A new component of p53 signaling pathway was recently uncovered, and it was showed that the activation of endogenous p53 induced the upregulation of miR-34 expression and p21, suggesting that miR-34 is a direct target of p53 [22]. Furthermore, it was previously reported that the overexpression of miR-34a led to the growth arrest and apoptosis in neuroblastoma cells by silencing the expression of E2f3 [23]. We found that miR-34 and p21 were obviously increased in zerumbone-treated PANC-1 cells, indicating that p53 signal pathway is activated by zerumbone.
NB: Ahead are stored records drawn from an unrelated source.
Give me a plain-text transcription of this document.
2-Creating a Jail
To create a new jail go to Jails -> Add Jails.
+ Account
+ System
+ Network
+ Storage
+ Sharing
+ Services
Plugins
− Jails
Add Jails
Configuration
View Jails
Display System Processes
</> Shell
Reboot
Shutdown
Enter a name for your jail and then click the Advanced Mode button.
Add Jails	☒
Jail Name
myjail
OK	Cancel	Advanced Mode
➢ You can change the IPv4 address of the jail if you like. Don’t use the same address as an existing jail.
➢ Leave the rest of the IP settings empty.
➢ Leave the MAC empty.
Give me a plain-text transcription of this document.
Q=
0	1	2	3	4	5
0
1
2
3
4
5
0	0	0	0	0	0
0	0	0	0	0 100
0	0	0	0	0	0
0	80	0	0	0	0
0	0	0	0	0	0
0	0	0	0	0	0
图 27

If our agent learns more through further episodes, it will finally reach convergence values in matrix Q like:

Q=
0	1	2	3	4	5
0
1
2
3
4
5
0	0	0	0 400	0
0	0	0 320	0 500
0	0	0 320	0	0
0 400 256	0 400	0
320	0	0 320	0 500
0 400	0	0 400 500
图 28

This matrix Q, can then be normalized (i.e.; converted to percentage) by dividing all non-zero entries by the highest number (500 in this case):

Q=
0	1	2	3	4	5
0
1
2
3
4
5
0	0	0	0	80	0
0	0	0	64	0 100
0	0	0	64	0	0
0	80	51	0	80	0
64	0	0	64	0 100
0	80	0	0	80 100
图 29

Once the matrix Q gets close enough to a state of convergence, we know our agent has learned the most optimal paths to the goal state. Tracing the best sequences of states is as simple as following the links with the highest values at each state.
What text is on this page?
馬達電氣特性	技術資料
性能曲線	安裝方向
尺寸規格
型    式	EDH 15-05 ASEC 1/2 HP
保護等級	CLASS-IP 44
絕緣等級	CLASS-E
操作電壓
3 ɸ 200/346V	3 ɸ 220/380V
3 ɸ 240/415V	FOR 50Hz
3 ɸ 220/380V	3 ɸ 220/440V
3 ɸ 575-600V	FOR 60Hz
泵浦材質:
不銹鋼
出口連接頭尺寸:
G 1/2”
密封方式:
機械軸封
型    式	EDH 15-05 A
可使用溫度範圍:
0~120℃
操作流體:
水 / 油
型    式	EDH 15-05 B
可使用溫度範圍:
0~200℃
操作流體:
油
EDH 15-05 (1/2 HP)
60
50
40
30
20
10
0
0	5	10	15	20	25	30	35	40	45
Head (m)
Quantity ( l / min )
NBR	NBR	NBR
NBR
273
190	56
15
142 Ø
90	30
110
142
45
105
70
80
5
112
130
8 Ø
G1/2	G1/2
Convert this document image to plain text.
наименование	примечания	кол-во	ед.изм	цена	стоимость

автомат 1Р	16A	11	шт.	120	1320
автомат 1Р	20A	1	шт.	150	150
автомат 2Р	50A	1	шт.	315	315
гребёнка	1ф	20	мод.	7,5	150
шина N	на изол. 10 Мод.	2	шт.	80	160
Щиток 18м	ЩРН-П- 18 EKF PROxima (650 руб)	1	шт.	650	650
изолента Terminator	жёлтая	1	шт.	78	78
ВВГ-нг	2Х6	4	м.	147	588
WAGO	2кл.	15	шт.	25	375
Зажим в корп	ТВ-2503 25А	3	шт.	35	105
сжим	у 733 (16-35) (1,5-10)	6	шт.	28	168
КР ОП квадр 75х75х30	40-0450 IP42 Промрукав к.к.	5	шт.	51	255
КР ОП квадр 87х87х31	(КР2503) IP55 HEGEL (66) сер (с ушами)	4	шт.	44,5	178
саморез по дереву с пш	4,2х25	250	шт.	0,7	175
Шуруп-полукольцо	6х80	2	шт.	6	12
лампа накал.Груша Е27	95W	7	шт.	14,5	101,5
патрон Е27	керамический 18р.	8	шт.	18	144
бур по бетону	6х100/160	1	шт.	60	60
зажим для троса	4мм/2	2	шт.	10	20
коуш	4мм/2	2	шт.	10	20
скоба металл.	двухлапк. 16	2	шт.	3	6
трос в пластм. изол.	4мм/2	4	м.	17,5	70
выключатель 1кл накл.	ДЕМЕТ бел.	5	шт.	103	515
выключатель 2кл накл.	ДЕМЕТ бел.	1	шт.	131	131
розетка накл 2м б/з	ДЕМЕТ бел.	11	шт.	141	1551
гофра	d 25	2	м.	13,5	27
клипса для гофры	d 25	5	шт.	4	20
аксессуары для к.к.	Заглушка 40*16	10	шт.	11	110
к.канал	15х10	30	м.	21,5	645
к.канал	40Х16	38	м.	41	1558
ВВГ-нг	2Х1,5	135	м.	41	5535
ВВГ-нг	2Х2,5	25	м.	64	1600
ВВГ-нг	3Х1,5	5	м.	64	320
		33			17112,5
Reactive oxygen species (ROS) are a variety of molecules and free radicals derived from molecular oxygen, which was constantly generated and eliminated in the biological system, and have important roles in cell signaling and homeostasis [24]. Excessive amounts of ROS can cause oxidative damage to lipids, proteins, and DNA leading to tumorigenesis or cell death. Although the use of antioxidants in humans for cancer prevention remains controversial, increasing evidence supported that the increase of ROS generation contributed to the treatment of cancer cells. Reactive oxygen species are suggested as downstream mediators of p53-dependent apoptosis [25, 26]. The cells sensitive to p53-mediated apoptosis promoted the generation of ROS, whereas cells resistant to p53 failed to produce ROS [25]. We found that zerumbone exerted a facilitated role in the production of ROS in a concentration-dependent manner, which is at least in part responsible for its pharmacological actions on PANC-1 cell lines.

In summary, it was uncovered in our study that zerumbone induced apoptosis in pancreatic carcinoma cells through p53 signal pathway. This finding indicates zerumbone, a sesquiterpene in subtropical ginger, as a new therapeutic candidate for pancreatic cancer.